Are there any self service dog washing places near you? I like to give my pups a couple of baths in the kitchen sink, even if they don't really need them, while they're still small enough to fit. It's much easier to control a squirmy puppy in a small elevated area than loose in a full sized tub and it gets them used to baths at an early age. 

At 6 months old, you're well past that point, but there are self service places that have elevated tubs, and it's usually much less expensive to DIY than to go to a groomer. I've never taken my dogs to a groomer. The place we go is at the off leash park we frequent, which makes it really convenient. Dogs can swim in the bay or get muddy in the winter and we can bathe them before putting them in the car to go home. We pay $11, and that includes the use of the tub, choice of Earthbath shampoos, and two towels. Other services are extra, and there's also the option of having their staff wash your dog for you. I think they charge around $30 for a large dog. 

The tubs have steps at the side for the dogs to get up to the tub, and there is a neck strap that hooks into the wall to keep the dog from jumping out. Maybe see if there's something similar where you are.


----------



## Papanapa (Mar 1, 2008)

We have a dog wash at our local car wash. I usually take one of my girls with me and they give her kisses and talk softly to her while I do the bathing. She doesn't LOVE it but she stands there and lets me wash her at least. 

Marley used to be scared of the hose outside too. I started leaving it on and walking around it with treats and eventually she started letting me spray her when it was hot outside. I just turned it towards the sky and let the water sprinkle down on her.


----------



## momtoduke (Sep 29, 2008)

duke is a year old and its awful to give him a bath in the tub. i cant do it. and in the summer i give him one outside with the hose but dont like to cause the water gets so cold. ive been thinking about just taking him to the groomers, i wonder about how much it would cost for a dog his size? 

and is there anything i should whatch for with groomers? how to tell if there good ones or bad ones?


----------



## meaghan (Sep 26, 2008)

We do have grooming places that do have DIY I think I will check that out & see how we go, the groomers I have been going to is at Petsmart, they were the cheapest around here, everywhere else wanted $50 for her size, petsmart charges $30 that includes ears & nails. 

I am still trying to find if there are any lakes around my area that allows dogs.
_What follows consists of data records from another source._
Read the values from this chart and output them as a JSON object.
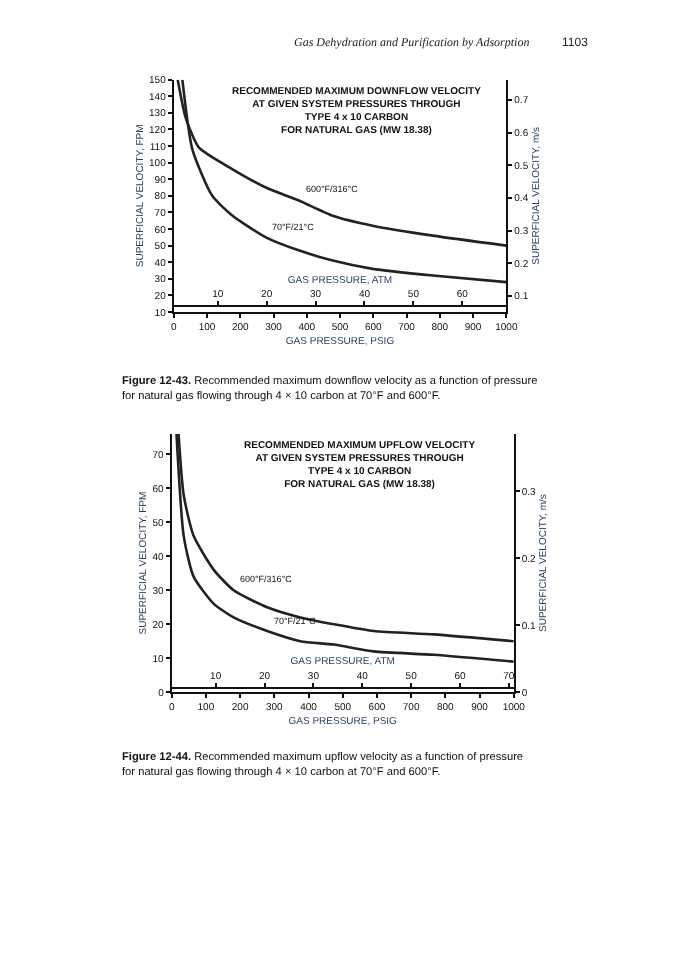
{
  "chart_data": [
    {
      "type": "line",
      "title": "RECOMMENDED MAXIMUM DOWNFLOW VELOCITY\nAT GIVEN SYSTEM PRESSURES THROUGH\nTYPE 4 x 10 CARBON\nFOR NATURAL GAS (MW 18.38)",
      "xlabel": "GAS PRESSURE, PSIG",
      "ylabel": "SUPERFICIAL VELOCITY, FPM",
      "y2label": "SUPERFICIAL VELOCITY, m/s",
      "x2label": "GAS PRESSURE, ATM",
      "xlim": [
        0,
        1000
      ],
      "xticks": [
        0,
        100,
        200,
        300,
        400,
        500,
        600,
        700,
        800,
        900,
        1000
      ],
      "ylim": [
        10,
        150
      ],
      "yticks": [
        10,
        20,
        30,
        40,
        50,
        60,
        70,
        80,
        90,
        100,
        110,
        120,
        130,
        140,
        150
      ],
      "y2lim": [
        0.051,
        0.762
      ],
      "y2ticks": [
        0.1,
        0.2,
        0.3,
        0.4,
        0.5,
        0.6,
        0.7
      ],
      "x2lim": [
        1,
        69
      ],
      "x2ticks": [
        10,
        20,
        30,
        40,
        50,
        60
      ],
      "series": [
        {
          "color": "#222222",
          "x": [
            12,
            36,
            76,
            177,
            277,
            378,
            478,
            598,
            779,
            1000
          ],
          "values": [
            150,
            127,
            109,
            96,
            85,
            77,
            68,
            62,
            56,
            50
          ]
        },
        {
          "color": "#222222",
          "x": [
            26,
            56,
            116,
            177,
            277,
            378,
            478,
            598,
            779,
            1000
          ],
          "values": [
            150,
            108,
            80,
            68,
            55,
            47,
            41,
            36,
            32,
            28
          ]
        }
      ],
      "annotations": [
        "Gas Dehydration and Purification by Adsorption",
        "1103",
        "Figure 12-43. Recommended maximum downflow velocity as a function of pressure for natural gas flowing through 4 × 10 carbon at 70°F and 600°F.",
        {
          "text": "600°F/316°C",
          "x": 378,
          "y": 77
        },
        {
          "text": "70°F/21°C",
          "x": 277,
          "y": 55
        }
      ]
    },
    {
      "type": "line",
      "title": "RECOMMENDED MAXIMUM UPFLOW VELOCITY\nAT GIVEN SYSTEM PRESSURES THROUGH\nTYPE 4 x 10 CARBON\nFOR NATURAL GAS (MW 18.38)",
      "xlabel": "GAS PRESSURE, PSIG",
      "ylabel": "SUPERFICIAL VELOCITY, FPM",
      "y2label": "SUPERFICIAL VELOCITY, m/s",
      "x2label": "GAS PRESSURE, ATM",
      "xlim": [
        0,
        1000
      ],
      "xticks": [
        0,
        100,
        200,
        300,
        400,
        500,
        600,
        700,
        800,
        900,
        1000
      ],
      "ylim": [
        0,
        76
      ],
      "yticks": [
        0,
        10,
        20,
        30,
        40,
        50,
        60,
        70
      ],
      "y2lim": [
        0,
        0.386
      ],
      "y2ticks": [
        0,
        0.1,
        0.2,
        0.3
      ],
      "x2lim": [
        1,
        71
      ],
      "x2ticks": [
        10,
        20,
        30,
        40,
        50,
        60,
        70
      ],
      "series": [
        {
          "color": "#222222",
          "x": [
            20,
            35,
            64,
            123,
            181,
            279,
            376,
            474,
            591,
            766,
            1000
          ],
          "values": [
            76,
            58,
            46,
            36,
            30,
            25,
            22,
            20,
            18,
            17,
            15
          ]
        },
        {
          "color": "#222222",
          "x": [
            14,
            35,
            64,
            123,
            181,
            279,
            376,
            474,
            591,
            766,
            1000
          ],
          "values": [
            76,
            46,
            34,
            26,
            22,
            18,
            15,
            14,
            12,
            11,
            9
          ]
        }
      ],
      "annotations": [
        "Figure 12-44. Recommended maximum upflow velocity as a function of pressure for natural gas flowing through 4 × 10 carbon at 70°F and 600°F.",
        {
          "text": "600°F/316°C",
          "x": 181,
          "y": 30
        },
        {
          "text": "70°F/21°C",
          "x": 279,
          "y": 18
        }
      ]
    }
  ]
}
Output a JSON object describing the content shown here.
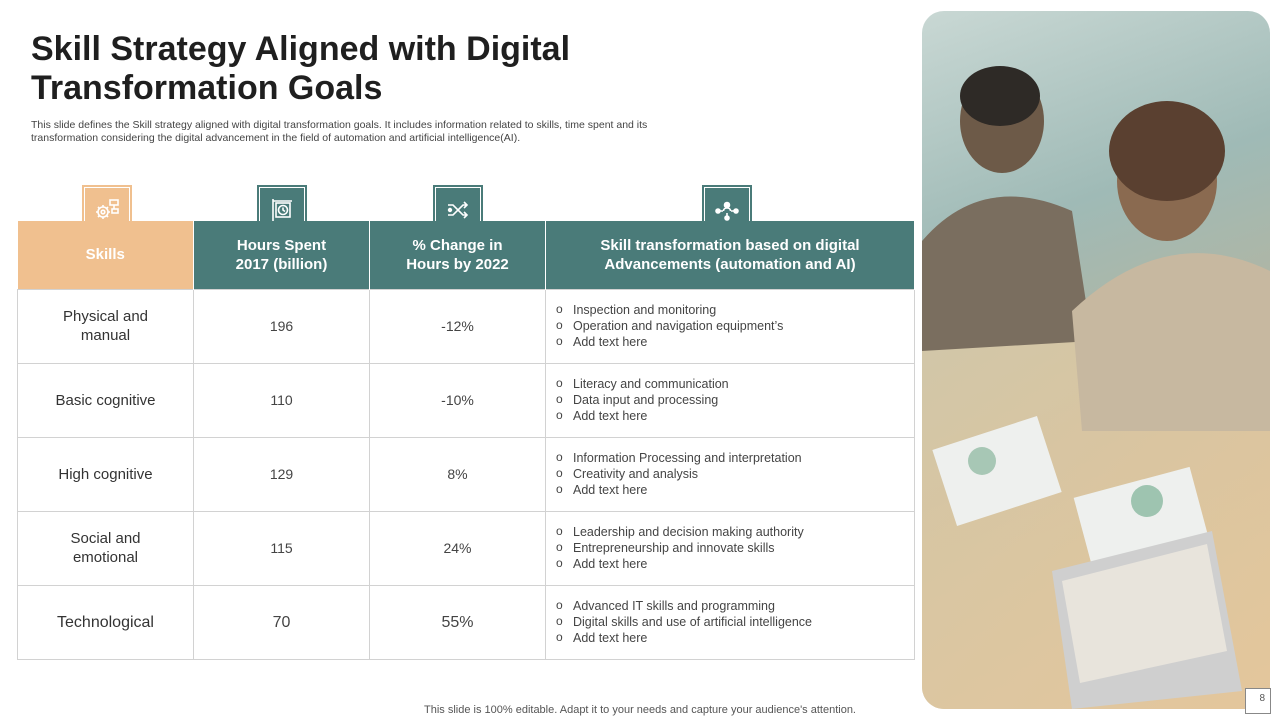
{
  "title": "Skill Strategy Aligned with Digital Transformation Goals",
  "subtitle": "This slide defines the Skill strategy aligned with digital transformation goals. It includes information related to skills, time spent and its transformation considering the digital advancement in the field of automation and artificial intelligence(AI).",
  "headers": {
    "skills": "Skills",
    "hours": "Hours Spent 2017 (billion)",
    "change": "% Change in Hours by 2022",
    "transformation": "Skill transformation based on digital Advancements (automation and AI)"
  },
  "icons": [
    "gear-workflow-icon",
    "clock-signboard-icon",
    "shuffle-arrows-icon",
    "network-people-icon"
  ],
  "rows": [
    {
      "skill": "Physical and manual",
      "hours": "196",
      "change": "-12%",
      "items": [
        "Inspection and monitoring",
        "Operation and navigation equipment’s",
        "Add text here"
      ]
    },
    {
      "skill": "Basic cognitive",
      "hours": "110",
      "change": "-10%",
      "items": [
        "Literacy and communication",
        "Data input and processing",
        "Add text here"
      ]
    },
    {
      "skill": "High cognitive",
      "hours": "129",
      "change": "8%",
      "items": [
        "Information Processing and interpretation",
        "Creativity and analysis",
        "Add text here"
      ]
    },
    {
      "skill": "Social and emotional",
      "hours": "115",
      "change": "24%",
      "items": [
        "Leadership and decision making authority",
        "Entrepreneurship and innovate skills",
        "Add text here"
      ]
    },
    {
      "skill": "Technological",
      "hours": "70",
      "change": "55%",
      "items": [
        "Advanced IT skills and programming",
        "Digital skills and use of artificial intelligence",
        "Add text here"
      ]
    }
  ],
  "footer": "This slide is 100% editable. Adapt it to your needs and capture your audience's attention.",
  "page_number": "8",
  "colors": {
    "accent_orange": "#f0c08f",
    "accent_teal": "#4a7b79"
  }
}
I am almost sure if she went for a swim she would like being in water.


----------



## momtoduke (Sep 29, 2008)

we live about 10 mins from ky. lake and i didnt take him there this year and we have a pool i started to throw him in it but of course with the clorine i couldnt do it. i plan to take him next year to the lake. its to cold now to take him.


----------



## Maedchen (May 3, 2003)

When I got my GSD he was freaking out when I tried to bath him too. What helped was, I attached him outside on a long lead, only started with one leg at a time and let him walk off inbetween to get him relaxed again. 
I would never drop a (fearful) dog off at the groomers- they can be rough and traumatize the dog- not that they intent to, but they work fast and don't tolerate any "fuzz". I believe in giving the dog all the time he needs to be comfortable and I never got disappointed.

I took him to a DIY the other day since it was too cold for the hose outside. I paid $13.- that included shampoo (although I brought my own) and blowdry. Not too bad, esp. since I don't have to clean up any messes.


----------